If you prefer a solution that only uses primitive synchronization tools, then you should use a synchronized block in the worker threads, that sets the maximum in some data member and then notifies the collector thread. The collector thread should be in a loop, waiting for notification and then examining the new number, and updating the global maximum if needed. This "consumer producer" model requires careful synchronization.
Based on the code you have, the simplest solution is to join the main thread to each instance thread and then get the max value from them for comparison purposes. Like so:
int globalMax;
try{
t1.start();
t2.start();
t3.start();
t1.join();
globalMax = t1.maximum;
t2.join();
if (t2.maximum > globalMax) {
globalMax = t2.maximum;
}
t3.join();
if (t3.maximum > globalMax) {
globalMax = t3.maximum;
}
} catch(Exception e){
}
Instead of implementing Runnable, try implementing Callable, which is capable of returning a result. The tutorial given here is a good source for describing how to do this.
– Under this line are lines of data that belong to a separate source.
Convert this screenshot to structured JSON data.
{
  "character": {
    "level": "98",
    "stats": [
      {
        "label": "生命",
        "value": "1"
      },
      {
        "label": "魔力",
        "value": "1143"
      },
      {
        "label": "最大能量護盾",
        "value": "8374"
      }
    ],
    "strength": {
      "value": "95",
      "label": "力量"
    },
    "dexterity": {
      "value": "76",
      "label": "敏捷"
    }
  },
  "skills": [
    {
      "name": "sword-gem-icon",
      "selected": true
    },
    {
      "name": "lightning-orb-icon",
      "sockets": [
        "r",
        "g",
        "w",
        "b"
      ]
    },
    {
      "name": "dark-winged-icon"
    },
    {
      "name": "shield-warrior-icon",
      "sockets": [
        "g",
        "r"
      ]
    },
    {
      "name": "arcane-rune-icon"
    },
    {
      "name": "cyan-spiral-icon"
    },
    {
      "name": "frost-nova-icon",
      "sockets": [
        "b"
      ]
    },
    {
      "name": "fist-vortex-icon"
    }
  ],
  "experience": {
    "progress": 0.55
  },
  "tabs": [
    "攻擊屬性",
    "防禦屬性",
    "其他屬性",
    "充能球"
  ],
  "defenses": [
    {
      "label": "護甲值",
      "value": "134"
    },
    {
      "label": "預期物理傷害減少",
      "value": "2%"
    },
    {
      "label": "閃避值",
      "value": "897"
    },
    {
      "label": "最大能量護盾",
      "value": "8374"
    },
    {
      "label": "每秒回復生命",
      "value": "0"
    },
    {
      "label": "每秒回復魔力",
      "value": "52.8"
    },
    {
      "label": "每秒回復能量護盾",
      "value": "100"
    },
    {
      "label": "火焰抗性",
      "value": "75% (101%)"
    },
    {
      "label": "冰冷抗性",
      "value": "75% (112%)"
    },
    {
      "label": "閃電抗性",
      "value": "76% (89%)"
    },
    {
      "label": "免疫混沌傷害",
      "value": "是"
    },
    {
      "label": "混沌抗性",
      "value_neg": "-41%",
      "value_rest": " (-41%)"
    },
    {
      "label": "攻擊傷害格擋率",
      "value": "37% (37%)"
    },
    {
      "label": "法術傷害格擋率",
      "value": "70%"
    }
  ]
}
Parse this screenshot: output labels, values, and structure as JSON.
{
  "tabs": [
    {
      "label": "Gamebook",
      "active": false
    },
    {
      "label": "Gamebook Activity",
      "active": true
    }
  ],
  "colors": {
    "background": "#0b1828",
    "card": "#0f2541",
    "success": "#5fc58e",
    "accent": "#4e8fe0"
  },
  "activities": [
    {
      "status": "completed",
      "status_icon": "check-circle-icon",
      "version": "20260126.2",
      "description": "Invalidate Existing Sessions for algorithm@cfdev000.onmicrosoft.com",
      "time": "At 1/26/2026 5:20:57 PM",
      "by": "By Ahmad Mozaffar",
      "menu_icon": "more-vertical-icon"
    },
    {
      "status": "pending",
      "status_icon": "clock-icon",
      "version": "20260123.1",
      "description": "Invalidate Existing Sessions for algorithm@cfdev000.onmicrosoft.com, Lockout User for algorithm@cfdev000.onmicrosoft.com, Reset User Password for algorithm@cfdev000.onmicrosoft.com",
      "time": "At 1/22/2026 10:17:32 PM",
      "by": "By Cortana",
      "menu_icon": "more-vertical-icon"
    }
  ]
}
Another approach to your problem could be to create an object which each apple instance (not sure why you've called it this) could register its maximum with the object. This new class could be passed into each apple constructor, then the apple could call a method, passing its own maximum into this.
For instance:
public class MaximumOfMaximumsFinder implements Runnable {
private List<Integer> maximums = new ArrayList<Integer>();
public void registerSingleMaximum(Integer max) {
maximums.add(max);
}
public void run() {
// use similar logic to find the maximum
}
}
There are several issues around making sure this is coordinated with the other threads, I'll leave this to you, since there's some interesting things to think about.